Posted to Business on Fri Aug 25, 2006 at 11:40:20 AM EST. RSS.
Forbes editor Michael Noer would never be as shallow as Jimmy Soul, who suggested that looks are the predictor for marital success. No, but what Noer did suggest in a recent piece was that, if you're looking to marry and settle down, guys should avoid career women.
Noers' point is that career women are more likely to cheat and divorce. According to him they are less likely to have kids and more likely to resent the kid's existence once burdened with providing for him or her. That, plus marriage is stressful enough, so why should a guy committed to a career opt to strike up a marriage with someone with whom he'll just end up competing with or begrudging meeting her professional demands and needs? He cites social research he claims make his point for him - everything from studies that say most women are happier with the male being the primary breadwinner to husbands made unhappy and threatened by wives who outearn them. He sees one of the major threats to a stable, long-term marriage with a career woman that she might be liable to meet someone else just a bit more interesting than you are. According to one expert Noers quotes in his piece:
"The work environment provides a host of potential partners and individuals frequently find themselves spending a great deal of time with these individuals."To which Elizabeth Corcoran responds, in counterpoint fashion, there may be good reasons why women trade those zeroes in for heroes. She observes that maybe it might be the fact that there are men, who once they get married, opt to vegetate rather than grow in the relationship. She also scoffs at the Noers' notion that there is less specialization in a marriage between persons with separate careers. She points to her 18 years of marriage and says she found things she's good at and likes to do and so did her husband and these made for a more interesting union.

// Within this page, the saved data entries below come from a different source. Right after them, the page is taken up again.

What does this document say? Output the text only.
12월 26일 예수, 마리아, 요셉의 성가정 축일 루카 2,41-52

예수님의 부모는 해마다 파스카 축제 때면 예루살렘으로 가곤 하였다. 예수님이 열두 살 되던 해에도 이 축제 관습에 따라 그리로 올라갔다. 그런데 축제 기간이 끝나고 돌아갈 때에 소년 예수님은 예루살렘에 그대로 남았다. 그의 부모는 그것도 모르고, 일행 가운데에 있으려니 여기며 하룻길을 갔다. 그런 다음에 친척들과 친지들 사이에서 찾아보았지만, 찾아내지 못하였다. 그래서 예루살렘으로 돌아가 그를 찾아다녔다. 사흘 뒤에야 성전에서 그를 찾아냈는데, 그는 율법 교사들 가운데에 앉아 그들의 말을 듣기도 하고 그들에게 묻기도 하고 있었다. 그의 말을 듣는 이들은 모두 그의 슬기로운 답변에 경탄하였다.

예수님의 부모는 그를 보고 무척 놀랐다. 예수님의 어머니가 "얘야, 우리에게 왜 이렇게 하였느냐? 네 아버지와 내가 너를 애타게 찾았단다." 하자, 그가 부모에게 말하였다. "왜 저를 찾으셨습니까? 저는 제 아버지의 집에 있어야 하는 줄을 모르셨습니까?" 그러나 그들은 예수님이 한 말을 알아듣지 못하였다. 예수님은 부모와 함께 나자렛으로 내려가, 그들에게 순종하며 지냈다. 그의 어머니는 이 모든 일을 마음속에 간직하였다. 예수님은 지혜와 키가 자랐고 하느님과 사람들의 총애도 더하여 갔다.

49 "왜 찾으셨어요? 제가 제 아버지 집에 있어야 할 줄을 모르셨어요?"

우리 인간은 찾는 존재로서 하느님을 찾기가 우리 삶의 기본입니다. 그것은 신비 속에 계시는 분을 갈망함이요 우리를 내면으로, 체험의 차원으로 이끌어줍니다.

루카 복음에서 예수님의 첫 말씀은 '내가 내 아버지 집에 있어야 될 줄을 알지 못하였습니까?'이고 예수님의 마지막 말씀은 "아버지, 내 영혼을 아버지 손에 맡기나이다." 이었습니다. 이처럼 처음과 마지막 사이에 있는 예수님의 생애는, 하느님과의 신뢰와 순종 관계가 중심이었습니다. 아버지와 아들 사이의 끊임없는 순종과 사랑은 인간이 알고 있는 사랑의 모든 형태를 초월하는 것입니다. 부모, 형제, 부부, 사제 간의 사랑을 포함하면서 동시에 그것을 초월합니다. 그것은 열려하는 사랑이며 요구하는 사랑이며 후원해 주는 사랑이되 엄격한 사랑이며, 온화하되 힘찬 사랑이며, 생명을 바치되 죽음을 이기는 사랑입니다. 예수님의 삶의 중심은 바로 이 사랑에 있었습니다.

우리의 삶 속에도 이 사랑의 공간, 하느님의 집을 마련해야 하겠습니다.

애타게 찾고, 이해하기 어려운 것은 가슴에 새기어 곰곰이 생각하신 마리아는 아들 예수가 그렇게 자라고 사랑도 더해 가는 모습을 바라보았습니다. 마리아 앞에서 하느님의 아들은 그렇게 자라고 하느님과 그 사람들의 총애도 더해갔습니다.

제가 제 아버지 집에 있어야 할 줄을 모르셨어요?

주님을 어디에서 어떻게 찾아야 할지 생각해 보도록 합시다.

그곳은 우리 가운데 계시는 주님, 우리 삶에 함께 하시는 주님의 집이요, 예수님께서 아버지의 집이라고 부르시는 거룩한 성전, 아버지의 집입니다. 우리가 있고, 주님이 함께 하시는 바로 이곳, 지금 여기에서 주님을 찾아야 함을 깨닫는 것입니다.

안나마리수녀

The response to Noers' and Corcoran's pieces on Forbes contains shout outs to Corcoran (primarily from female readers) for pointing out that gleaning facts from a few socially conservative slanted studies does not a solid theory make. One particular response, takes on Noers point-by-point in lucid fashion. There are also responses which characterize Noers as a truth teller and Corcoran as a raving raving Feminazi (primarily from male readers). Slate's Jack Shafer asks what exactly about Noers' piece is so outlandish as to get feminists in an uproar? The one thing Shafer does cite as a central flaw in Noers argument from the standpoint of feminists. Noers defines career women as having the following characteristics: "a university-level (or higher) education, works more than 35 hours a week outside the home and makes more than (US)$30,000 a year." Where feminist critics of Noers see a deep bias against working women, Shafer sees the possibilities of freedom for career women, finding themselves in an unhappy marriage, better able to "afford to get out of an unhappy marriage than their sisters." But, criticism for the piece isn't restricted merely to Noers. There are those who would like to know why Forbes would "print one of the most sexist, chauvinistic articles in the history of respectable periodicals and then republish it, but as a debate?"